La Fuerza Espacial de Estados Unidos (Space Force) ha revelado sus planes para crear una red de ‘centros de operaciones resilientes‘ distribuidos por todo el país, con el objetivo de garantizar la continuidad de las misiones espaciales militares incluso en caso de ataque a las instalaciones habituales. La iniciativa, anunciada por el Pentágono este jueves, responde a la creciente competencia estratégica en el dominio orbital y a la necesidad de proteger la infraestructura crítica frente a posibles agresiones de adversarios como China o Rusia.

La red de centros, que operarían de forma redundante y descentralizada, permitiría mantener el control de los satélites militares y las capacidades de vigilancia, comunicaciones y navegación durante un conflicto.
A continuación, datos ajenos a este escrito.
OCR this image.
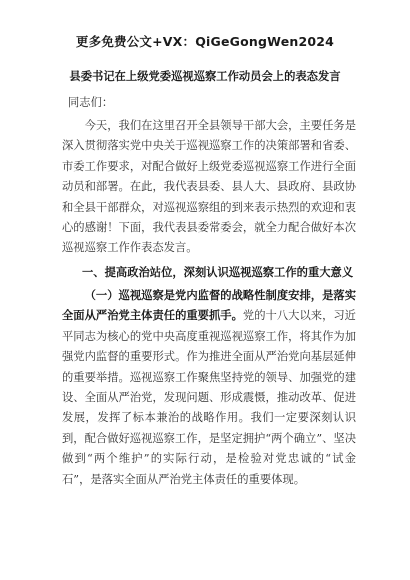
更多免费公文+VX：QiGeGongWen2024
县委书记在上级党委巡视巡察工作动员会上的表态发言
同志们：
今天，我们在这里召开全县领导干部大会，主要任务是深入贯彻落实党中央关于巡视巡察工作的决策部署和省委、市委工作要求，对配合做好上级党委巡视巡察工作进行全面动员和部署。在此，我代表县委、县人大、县政府、县政协和全县干部群众，对巡视巡察组的到来表示热烈的欢迎和衷心的感谢！下面，我代表县委常委会，就全力配合做好本次巡视巡察工作作表态发言。
一、提高政治站位，深刻认识巡视巡察工作的重大意义
（一）巡视巡察是党内监督的战略性制度安排，是落实全面从严治党主体责任的重要抓手。党的十八大以来，习近平同志为核心的党中央高度重视巡视巡察工作，将其作为加强党内监督的重要形式。作为推进全面从严治党向基层延伸的重要举措。巡视巡察工作聚焦坚持党的领导、加强党的建设、全面从严治党，发现问题、形成震慑，推动改革、促进发展，发挥了标本兼治的战略作用。我们一定要深刻认识到，配合做好巡视巡察工作，是坚定拥护“两个确立”、坚决做到“两个维护”的实际行动，是检验对党忠诚的“试金石”，是落实全面从严治党主体责任的重要体现。
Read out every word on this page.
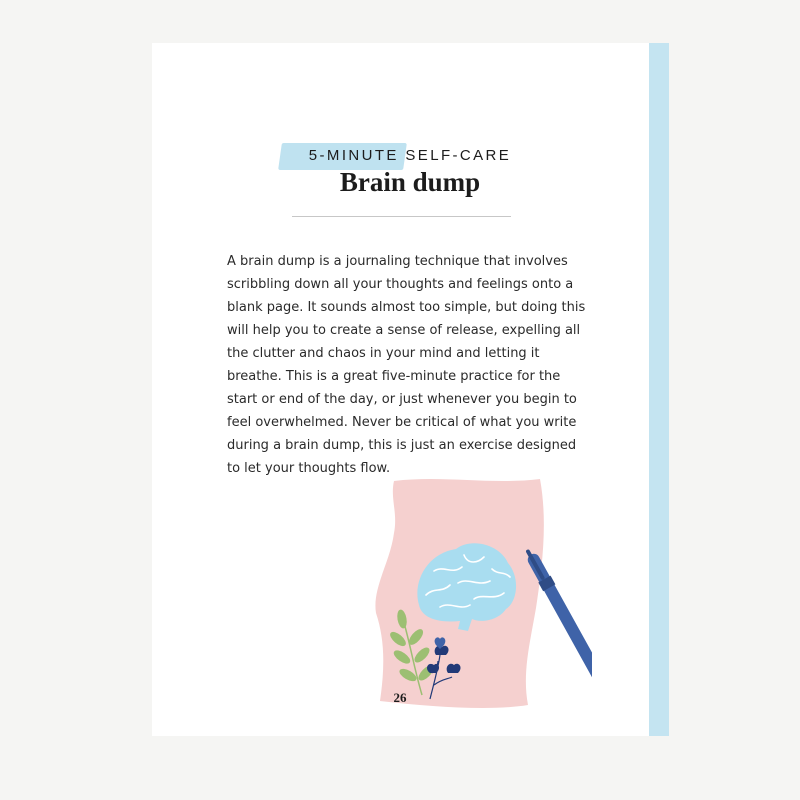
5-MINUTE SELF-CARE
Brain dump

A brain dump is a journaling technique that involves scribbling down all your thoughts and feelings onto a blank page. It sounds almost too simple, but doing this will help you to create a sense of release, expelling all the clutter and chaos in your mind and letting it breathe. This is a great five-minute practice for the start or end of the day, or just whenever you begin to feel overwhelmed. Never be critical of what you write during a brain dump, this is just an exercise designed to let your thoughts flow.

26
Aunque no se han detallado cifras concretas sobre inversión ni plazos de ejecución, la Fuerza Espacial ha subrayado que la resiliencia de las operaciones es una prioridad estratégica en un contexto donde el espacio se ha convertido en un dominio de confrontación militar. Los centros estarían diseñados para resistir ataques físicos, cibernéticos y electrónicos, y contarían con sistemas de respaldo y comunicaciones seguras.

La medida supone un paso más en la militarización del espacio, una tendencia que ha cobrado impulso desde la creación de la Fuerza Espacial como rama independiente de las Fuerzas Armadas estadounidenses en 2019. Washington ha advertido en reiteradas ocasiones que la capacidad de disuasión y defensa en el espacio es esencial para la seguridad nacional. La descentralización de las operaciones busca eliminar puntos únicos de fallo que podrían ser explotados por un adversario, asegurando así la continuidad de misiones clave como el posicionamiento global y las alertas tempranas.